AMMAN: A recent de-escalation deal to ease fighting in the encircled, rebel-held suburbs east of Damascus faltered Tuesday as Syrian regime forces launched “dozens” of airstrikes and missiles after rebels attacked nearby positions, residents and a Civil Defense spokesman told Syria Direct.
Pro-Assad forces ramped up an already months-long bombardment of several opposition districts throughout Monday and Tuesday after fighters from the Free Syrian Army-affiliated Failaq a-Rahman militia shot at regime tanks stationed just outside the rebel-held East Ghouta enclave.
The fighters claim they killed and injured dozens of regime soldiers, according to a statement posted online Monday.
In return, Assad’s forces fired ground artillery and airstrikes at East Ghouta.
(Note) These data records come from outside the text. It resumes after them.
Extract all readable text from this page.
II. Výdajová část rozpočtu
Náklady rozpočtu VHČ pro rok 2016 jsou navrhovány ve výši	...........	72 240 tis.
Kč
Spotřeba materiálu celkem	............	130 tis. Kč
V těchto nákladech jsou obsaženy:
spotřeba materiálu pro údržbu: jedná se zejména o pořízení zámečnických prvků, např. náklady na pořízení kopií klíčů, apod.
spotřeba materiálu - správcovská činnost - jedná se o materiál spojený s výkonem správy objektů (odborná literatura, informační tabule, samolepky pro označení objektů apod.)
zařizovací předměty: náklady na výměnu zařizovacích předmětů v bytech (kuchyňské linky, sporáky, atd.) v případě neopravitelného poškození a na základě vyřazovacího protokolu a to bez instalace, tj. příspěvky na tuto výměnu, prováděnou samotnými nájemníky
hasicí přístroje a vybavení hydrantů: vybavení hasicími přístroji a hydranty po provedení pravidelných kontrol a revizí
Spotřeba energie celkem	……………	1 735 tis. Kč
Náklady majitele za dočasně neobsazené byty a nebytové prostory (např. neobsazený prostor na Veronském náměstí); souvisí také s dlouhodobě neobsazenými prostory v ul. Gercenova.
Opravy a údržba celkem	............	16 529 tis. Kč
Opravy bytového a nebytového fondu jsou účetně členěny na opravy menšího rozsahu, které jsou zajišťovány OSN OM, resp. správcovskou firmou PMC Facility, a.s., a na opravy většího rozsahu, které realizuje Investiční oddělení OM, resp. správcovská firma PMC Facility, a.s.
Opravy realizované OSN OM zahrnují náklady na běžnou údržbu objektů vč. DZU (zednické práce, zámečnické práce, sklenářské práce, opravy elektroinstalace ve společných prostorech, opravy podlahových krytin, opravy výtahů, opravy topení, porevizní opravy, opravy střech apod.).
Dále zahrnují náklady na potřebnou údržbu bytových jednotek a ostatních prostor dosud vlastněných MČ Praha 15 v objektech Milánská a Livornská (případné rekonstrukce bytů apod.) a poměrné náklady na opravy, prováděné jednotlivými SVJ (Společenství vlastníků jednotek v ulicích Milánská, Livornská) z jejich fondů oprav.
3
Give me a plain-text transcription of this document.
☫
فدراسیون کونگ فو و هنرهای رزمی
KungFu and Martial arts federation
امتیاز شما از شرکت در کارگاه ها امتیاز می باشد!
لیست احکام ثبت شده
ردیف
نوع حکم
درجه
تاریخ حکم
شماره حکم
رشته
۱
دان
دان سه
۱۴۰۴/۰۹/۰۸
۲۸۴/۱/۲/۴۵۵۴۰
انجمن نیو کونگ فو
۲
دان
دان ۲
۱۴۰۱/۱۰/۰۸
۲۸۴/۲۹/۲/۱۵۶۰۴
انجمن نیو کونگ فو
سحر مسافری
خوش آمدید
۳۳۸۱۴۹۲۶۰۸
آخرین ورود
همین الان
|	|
Pro-regime daily Al-Watan reported on Tuesday that Syrian regime forces targeted “a field hospital” and “rebel positions” in Ain Tarma throughout the day.
Ain Tarma on Monday. Photo courtesy of Ghouta Media Center.
The clashes come just over two weeks after an Egyptian and Russian-brokered de-escalation deal between the Syrian government and rebel fighters in East Ghouta went into effect.
The terms of the agreement include establishing regime-and Russian-manned checkpoints in and out of East Ghouta and delivering humanitarian aid. The checkpoints are now running, and humanitarian aid convoys reached the suburbs late last month, Russian state-owned Sputnik reported at the time.
But “continuous” regime airstrikes and artillery fire struck “residential neighborhoods” along the frontline, killing at least one resident of the rebel-held Ain Tarma district, Serraj Mahmoud, a Civil Defense spokesman told Syria Direct on Tuesday.
“The bombardment these past two days in Ain Tarma is the most intense we’ve seen recently,” the Civil Defense spokesman said. Neighboring Jobar and Hamouriyah also witnessed lighter bombing throughout Tuesday.
Ain Tarma directly borders regime-held Damascus, and due to its location has been wrapped up in a larger campaign by regime forces to cut off neighboring Jobar, a bombed-out, mostly rebel-held industrial neighborhood just two kilometers from the Old City of Damascus.
Jobar, currently split between areas of regime and rebel control, is the western gateway into the capital’s besieged, rebel-held East Ghouta suburbs. The district has been the focal point of clashes since rebels launched a ground offensive from it this past March, Syria Direct reported at the time.
Fighting in Jobar stalled in May when a Russian-led plan to establish “de-escalation zones” in Syria went into effect. The East Ghouta suburbs were included as one of the four zones outlined in the agreement.
Last month’s de-escalation agreement also promised to smooth over tensions in East Ghouta, though it excluded the rebel groups Hay’at Tahrir a-Sham and Failaq a-Rahman, which maintain a large presence throughout the enclave’s southern and central districts.
Jaish al-Islam, East Ghouta’s most powerful rebel faction, reportedly participated in negotiations with the regime before the ceasefire was announced, according to both pro-opposition and pro-regime media outlets.
But Monday and Tuesday’s bombardment represents an escalation in an already simmering barrage of airstrikes and artillery fire on Ain Tarma and neighboring districts this past month, as regime forces battle the Free Syrian Army-affiliated Failaq a-Rahman militia along a largely stagnant frontline.
For rebel forces, East Ghouta is their last major stronghold in Damascus after losing the nearby districts of Qaboun, Tishreen and Barzeh earlier this year.
Civilians in nearby Arbin also told Syria Direct they heard the “sound of bullets” throughout Monday, as Failaq a-Rahman and HTS reportedly clashed in nearby towns.
The battles left one Ain Tarma resident, 40-year-old Yahya Abu Mohammad, with few options when attempting to flee with his wife and five children on Monday.
He chose to take his family to Hamouriyah, a neighborhood roughly 4km to the northeast “because there are no bombings and no clashes between the [rebel] factions there,” he told Syria Direct on Tuesday. “We had to pay SP150,000 [$290] to get from Ain Tarma to Hamouriyah,” he added—an exorbitant sum for the vast majority of people still living in East Ghouta.
“All we want is a safe place.”
Abu Mohammad is one of thousands of residents to flee the district in recent days—just 50 percent of Ain Tarma’s residents now reportedly remain in their homes, Abu Samer, an activist based there, told Syria Direct.
Those now left behind in Ain Tarma are the district’s poorest residents, unable to pay for transportation out of their bombed-out neighborhoods, and too frightened to travel amid the escalated bombardment.
“Most people in this district are poor,” Abu Samer said.
“So, we are simply staying in our homes—myself included. We have no ability to leave.”